TAR Lombardia, Brescia, Sez. II, n. 675 del 29 luglio 2024


Il TAR Brescia, a fronte di un piano di recupero in forza del quale è stato realizzato un intervento edilizio annullato dallo stesso TAR sul rilievo che la variante parziale allo strumento urbanistico sottesa all’intervento non avrebbe potuto essere approvata con la procedura semplificata di cui all’art. 2 comma 2 lett. d) della L.R. n. 23/1997, ma avrebbe richiesto l’attivazione della procedura ordinaria, osserva che si tratta di un vizio meramente formale, e non sostanziale, della procedura autorizzativa che l’amministrazione avrebbe potuto sanarlo con lo strumento eccezionale di cui all’art. 38 TUE, diretto a tutelare il legittimo affidamento indotto nel privato dal rilascio del titolo edilizio allorché quest’ultimo sia affetto da vizi meramente formali, soprattutto allorché questi ultimi – come nel caso di specie – siano imputabili unicamente alla stessa amministrazione comunale.

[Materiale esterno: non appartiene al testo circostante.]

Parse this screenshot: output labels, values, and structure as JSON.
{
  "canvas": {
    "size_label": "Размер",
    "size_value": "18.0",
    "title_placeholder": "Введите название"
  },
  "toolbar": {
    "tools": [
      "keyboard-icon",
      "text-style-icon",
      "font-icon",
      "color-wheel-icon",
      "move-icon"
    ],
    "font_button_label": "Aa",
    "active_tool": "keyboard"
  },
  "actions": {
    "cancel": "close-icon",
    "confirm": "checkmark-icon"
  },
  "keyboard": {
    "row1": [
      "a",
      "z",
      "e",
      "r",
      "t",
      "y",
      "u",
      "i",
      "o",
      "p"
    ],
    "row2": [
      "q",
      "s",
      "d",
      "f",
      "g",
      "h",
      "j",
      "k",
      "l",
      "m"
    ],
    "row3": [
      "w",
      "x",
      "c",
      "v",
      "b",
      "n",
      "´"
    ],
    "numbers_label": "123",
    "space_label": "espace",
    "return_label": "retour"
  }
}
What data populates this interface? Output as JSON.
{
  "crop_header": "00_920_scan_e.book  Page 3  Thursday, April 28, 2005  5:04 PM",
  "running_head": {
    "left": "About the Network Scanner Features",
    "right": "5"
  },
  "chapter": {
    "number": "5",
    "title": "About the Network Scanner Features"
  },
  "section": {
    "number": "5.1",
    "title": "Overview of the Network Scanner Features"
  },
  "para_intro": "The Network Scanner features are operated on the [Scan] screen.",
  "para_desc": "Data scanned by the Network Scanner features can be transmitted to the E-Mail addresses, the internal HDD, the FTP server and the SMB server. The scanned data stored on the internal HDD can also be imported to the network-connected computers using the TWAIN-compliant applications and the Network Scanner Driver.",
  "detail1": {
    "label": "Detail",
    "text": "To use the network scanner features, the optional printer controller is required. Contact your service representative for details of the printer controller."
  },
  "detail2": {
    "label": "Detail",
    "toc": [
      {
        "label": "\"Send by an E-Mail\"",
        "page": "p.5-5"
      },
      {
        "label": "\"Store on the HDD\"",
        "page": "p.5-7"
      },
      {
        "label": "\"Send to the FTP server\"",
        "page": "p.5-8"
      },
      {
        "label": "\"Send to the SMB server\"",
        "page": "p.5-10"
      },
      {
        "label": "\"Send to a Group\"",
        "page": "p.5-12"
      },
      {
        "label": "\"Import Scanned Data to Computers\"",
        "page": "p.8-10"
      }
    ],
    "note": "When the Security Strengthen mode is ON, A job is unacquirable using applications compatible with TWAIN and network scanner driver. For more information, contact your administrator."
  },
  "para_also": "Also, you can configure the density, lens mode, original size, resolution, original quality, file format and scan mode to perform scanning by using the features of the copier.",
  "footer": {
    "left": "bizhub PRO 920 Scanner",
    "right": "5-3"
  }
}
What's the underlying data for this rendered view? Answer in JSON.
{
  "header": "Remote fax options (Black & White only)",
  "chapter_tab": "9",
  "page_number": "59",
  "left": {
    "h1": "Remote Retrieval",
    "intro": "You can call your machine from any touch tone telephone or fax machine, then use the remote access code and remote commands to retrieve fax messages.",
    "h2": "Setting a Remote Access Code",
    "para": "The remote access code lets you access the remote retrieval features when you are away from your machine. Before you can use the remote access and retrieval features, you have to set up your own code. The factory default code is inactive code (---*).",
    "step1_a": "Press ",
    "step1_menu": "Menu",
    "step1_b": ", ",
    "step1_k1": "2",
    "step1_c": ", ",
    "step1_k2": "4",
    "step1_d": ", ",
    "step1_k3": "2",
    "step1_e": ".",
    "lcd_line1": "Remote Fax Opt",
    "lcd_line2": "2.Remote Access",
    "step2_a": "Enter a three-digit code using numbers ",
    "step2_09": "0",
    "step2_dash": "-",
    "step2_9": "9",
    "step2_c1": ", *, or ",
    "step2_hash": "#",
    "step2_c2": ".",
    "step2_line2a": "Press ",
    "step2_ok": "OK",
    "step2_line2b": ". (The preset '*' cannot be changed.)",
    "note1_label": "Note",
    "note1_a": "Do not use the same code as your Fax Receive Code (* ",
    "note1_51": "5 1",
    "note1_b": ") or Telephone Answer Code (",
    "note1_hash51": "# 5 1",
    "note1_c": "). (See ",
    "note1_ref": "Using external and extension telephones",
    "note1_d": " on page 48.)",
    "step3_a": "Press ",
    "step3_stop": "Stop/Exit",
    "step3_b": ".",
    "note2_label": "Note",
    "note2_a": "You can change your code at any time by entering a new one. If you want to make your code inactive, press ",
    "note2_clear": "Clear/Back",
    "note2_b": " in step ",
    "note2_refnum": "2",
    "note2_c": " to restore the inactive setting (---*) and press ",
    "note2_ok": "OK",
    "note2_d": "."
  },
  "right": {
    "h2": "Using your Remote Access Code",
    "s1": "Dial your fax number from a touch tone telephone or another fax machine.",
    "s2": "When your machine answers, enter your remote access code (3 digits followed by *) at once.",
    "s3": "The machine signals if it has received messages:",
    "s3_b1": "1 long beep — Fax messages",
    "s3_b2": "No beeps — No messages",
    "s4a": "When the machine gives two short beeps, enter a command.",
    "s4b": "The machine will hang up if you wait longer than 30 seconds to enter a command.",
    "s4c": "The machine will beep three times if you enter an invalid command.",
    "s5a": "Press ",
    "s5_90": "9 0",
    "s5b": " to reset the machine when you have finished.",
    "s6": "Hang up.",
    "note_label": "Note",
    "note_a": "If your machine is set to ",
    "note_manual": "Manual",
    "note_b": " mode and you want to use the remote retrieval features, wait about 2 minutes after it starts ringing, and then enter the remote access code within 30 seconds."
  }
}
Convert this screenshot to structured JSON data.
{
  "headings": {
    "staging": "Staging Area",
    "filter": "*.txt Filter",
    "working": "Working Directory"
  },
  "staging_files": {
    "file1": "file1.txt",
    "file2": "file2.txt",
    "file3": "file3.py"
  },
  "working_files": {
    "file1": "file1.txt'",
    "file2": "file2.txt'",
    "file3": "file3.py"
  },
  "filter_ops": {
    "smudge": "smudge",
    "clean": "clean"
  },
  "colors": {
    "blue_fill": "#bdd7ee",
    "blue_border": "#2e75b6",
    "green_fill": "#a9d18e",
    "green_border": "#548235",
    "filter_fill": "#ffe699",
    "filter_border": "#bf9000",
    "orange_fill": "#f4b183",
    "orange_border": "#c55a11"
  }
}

Quella che viene in considerazione è, in sostanza, una forma speciale di convalida del provvedimento amministrativo viziato che, per espressa previsione di legge, può intervenire eccezionalmente dopo l’annullamento in sede giurisdizionale del provvedimento viziato, in presenza di vizi meramente formali; come ogni provvedimento di convalida, quello adottato dall’amministrazione ai sensi dell’art. 38 T.U.E., al fine di rimuovere i vizi formali che abbiano inficiato la legittimità della procedura amministrativa produce per sua natura effetti retroattivi, rendendo legittimi i titoli edilizi (nel caso di specie, il piano di recupero e il successivo permesso di costruire) sin dall’origine, senza quindi la necessità di richiedere ulteriori condoni o sanatorie.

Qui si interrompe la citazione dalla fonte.